INFO: To export to an existing table on the Hive server, select "Use existing". Selecting the file format will be ignored for existing tables. - Select a record replacement policy.
INFO: 'Drop and create new table' - The existing table is dropped from the database. A new table is created with the schema defined from the worksheet being exported. If the initial table was an external one, Datameer X will drop it and create a new external table. This replacement policy is only available for unpartitioned tables and is written as a TEXTFILE (plain text).
INFO: 'Overwrite records' - All records from the existing table are deleted and the new records are written to the table. No table properties are modified and the data is written into the original file type. (e.g. 'ORC')
INFO: 'Append records' - The records append to the existing table. Confirm with "Next". The section 'Mapping' opens.
- Check the preview and decide which columns will be included and whether invalid data is being accepted.
INFO: All checkboxes are activated per default. - Decide how to handle invalid data and confirm with "Next". The section 'Schedule' opens.
- Select the schedule method for when to run the export job.
- Confirm with "Next".
- If needed, add an export job description and mark the check box if you want to have the export job processed right after saving.
- If needed, add your email address in section 'Notification' and confirm with "Save". The dialog 'Save Export Job' opens.
INFO: Datameer X can only send email notifications if an email server has been configured. - Select the place to save the export job, name it and confirm with "Save". Exporting data is finished.
Implicit Datatype Mapping
INFO
The mapping table below describes how Datameer X creates table schema when a new one must be created and how a Datameer X value is validated and transformed into a Hive value type.
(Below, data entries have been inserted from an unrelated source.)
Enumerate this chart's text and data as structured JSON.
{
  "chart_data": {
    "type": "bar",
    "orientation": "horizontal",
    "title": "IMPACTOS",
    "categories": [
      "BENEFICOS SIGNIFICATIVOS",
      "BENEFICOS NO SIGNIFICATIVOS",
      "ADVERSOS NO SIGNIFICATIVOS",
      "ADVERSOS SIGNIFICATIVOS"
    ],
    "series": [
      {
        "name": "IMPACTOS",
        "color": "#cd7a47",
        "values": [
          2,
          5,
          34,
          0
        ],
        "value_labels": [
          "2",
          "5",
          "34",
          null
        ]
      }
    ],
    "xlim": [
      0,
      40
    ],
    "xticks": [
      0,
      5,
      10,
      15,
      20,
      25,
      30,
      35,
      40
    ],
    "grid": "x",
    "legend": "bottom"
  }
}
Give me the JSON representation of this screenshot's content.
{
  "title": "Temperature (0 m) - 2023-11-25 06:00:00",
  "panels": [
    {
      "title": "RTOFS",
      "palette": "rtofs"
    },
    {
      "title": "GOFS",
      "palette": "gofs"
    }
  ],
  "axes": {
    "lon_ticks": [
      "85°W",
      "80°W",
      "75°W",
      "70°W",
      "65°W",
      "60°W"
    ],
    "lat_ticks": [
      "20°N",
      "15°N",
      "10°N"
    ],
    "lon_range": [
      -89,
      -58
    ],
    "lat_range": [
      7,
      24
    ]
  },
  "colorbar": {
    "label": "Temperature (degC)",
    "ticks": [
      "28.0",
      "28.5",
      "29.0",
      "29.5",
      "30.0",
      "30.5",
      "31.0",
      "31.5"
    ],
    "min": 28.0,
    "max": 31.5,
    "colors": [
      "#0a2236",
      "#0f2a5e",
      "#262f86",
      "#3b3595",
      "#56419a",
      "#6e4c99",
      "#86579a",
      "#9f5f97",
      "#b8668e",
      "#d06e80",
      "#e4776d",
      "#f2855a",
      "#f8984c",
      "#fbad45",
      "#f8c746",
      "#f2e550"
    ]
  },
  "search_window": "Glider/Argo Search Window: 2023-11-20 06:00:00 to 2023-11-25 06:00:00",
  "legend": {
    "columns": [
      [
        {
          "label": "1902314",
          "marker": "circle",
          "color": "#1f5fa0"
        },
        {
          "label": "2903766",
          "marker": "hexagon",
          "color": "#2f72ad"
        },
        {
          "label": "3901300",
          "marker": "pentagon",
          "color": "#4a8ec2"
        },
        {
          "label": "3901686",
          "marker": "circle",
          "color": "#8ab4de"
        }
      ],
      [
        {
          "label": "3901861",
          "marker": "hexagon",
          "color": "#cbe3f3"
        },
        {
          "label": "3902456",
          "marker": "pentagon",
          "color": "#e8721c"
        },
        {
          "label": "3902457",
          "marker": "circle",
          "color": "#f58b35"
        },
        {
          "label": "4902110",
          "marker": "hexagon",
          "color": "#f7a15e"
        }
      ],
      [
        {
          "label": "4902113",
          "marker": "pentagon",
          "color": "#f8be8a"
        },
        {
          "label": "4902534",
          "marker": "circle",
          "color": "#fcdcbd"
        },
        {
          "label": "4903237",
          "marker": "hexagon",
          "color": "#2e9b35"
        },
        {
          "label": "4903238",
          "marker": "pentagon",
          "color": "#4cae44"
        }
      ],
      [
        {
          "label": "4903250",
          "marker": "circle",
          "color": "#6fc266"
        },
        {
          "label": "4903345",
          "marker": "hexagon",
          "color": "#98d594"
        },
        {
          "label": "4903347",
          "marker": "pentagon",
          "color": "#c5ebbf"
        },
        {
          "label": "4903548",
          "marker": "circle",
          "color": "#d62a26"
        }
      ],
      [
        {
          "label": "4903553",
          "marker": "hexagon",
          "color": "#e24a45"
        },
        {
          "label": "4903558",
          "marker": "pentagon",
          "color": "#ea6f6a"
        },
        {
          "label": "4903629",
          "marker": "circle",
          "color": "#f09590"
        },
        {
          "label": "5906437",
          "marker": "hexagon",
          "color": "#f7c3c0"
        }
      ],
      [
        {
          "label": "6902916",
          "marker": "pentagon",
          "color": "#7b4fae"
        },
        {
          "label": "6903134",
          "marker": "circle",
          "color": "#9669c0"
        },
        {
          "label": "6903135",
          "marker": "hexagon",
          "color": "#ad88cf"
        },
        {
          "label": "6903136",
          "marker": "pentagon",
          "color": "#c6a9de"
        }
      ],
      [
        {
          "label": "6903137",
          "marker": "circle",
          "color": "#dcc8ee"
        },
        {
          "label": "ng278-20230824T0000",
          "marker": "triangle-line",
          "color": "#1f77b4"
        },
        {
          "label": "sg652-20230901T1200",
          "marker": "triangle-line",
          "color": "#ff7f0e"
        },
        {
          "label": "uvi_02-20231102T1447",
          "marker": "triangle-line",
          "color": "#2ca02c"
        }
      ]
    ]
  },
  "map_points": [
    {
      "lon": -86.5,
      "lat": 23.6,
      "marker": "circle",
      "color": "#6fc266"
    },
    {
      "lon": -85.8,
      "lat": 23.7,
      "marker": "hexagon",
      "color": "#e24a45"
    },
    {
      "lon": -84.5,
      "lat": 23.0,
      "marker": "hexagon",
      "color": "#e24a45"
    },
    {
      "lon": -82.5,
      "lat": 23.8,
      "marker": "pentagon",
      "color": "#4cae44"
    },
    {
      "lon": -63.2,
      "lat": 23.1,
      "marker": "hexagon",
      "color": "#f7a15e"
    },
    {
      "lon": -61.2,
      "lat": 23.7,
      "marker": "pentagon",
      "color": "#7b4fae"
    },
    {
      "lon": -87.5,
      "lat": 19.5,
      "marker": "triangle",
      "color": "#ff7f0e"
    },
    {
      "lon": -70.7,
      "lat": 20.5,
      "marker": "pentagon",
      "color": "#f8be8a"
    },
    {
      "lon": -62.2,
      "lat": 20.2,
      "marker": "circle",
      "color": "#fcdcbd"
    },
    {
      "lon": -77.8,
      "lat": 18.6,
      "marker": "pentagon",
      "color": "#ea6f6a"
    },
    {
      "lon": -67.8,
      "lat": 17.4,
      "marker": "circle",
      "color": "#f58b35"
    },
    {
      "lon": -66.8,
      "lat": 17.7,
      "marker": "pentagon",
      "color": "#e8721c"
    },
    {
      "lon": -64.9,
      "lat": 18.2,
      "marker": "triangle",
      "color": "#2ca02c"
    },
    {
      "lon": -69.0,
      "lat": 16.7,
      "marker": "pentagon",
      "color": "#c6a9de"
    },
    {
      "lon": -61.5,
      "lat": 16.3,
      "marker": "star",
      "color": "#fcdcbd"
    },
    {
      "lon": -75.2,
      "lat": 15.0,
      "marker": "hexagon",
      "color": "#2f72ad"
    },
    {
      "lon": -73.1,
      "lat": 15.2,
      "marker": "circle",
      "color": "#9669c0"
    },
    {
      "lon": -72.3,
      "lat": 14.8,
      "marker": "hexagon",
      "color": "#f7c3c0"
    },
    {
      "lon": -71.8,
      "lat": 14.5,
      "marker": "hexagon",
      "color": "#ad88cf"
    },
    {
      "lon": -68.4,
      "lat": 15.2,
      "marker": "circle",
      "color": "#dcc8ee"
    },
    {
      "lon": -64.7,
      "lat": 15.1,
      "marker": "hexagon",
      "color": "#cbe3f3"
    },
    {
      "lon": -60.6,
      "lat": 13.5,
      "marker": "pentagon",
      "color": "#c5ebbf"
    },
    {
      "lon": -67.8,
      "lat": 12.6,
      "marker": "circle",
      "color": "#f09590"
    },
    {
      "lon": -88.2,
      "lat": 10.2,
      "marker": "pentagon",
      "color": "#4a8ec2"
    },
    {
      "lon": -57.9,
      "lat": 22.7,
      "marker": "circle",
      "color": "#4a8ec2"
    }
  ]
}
See Hive documentation Allowed Implicit Conversions for further details.
For exports into an existing table, type mapping validation is performed to make sure records match the expected table column structure.
Datameer X Value Type | Hive equivalent | boolean | tinyint | smallint | int | bigint | float | double | decimal | string | varchar | timestamp | date |
---|---|---|---|---|---|---|---|---|---|---|---|---|---|
STRING | string | (♦) | |||||||||||
BOOLEAN | boolean | (♦) | |||||||||||
FLOAT | double | (♦) | |||||||||||
INTEGER | bigint | (♦) | |||||||||||
DATE | timestamp | (1) | (♦) | ||||||||||
BIG_DECIMAL | Decimal | (♦)(2) | |||||||||||
BIG_INTEGER | - | (3) | (♦) | ||||||||||
List<type> | array<type> | (4) | (4) | (4) | (4) | (4) | (4) | (4) | (4) | (4) | (4) | (4) | (4) |
(♦) The default transformation for a newly created table - describes which Hive type Datameer X uses when creating a new table.
(1) Transformation of Date to String by given date pattern, otherwise the default Hive date pattern (yyyy-MM-dd HH:mm:ss) will be used to format.
(2) Datameer X BigDecimal has an unlimited precision/scale; this conversion is limited to Hive's decimal with maximum precision of 38 and scale of 38.
(3) Datameers BigInteger has an unlimited precision, this conversion is limited to hive's decimal with max precision 38 and scale 0
(4) Conversion of Datameer X List's to Hive array uses the same logic to convert any underlying Datameer X value type.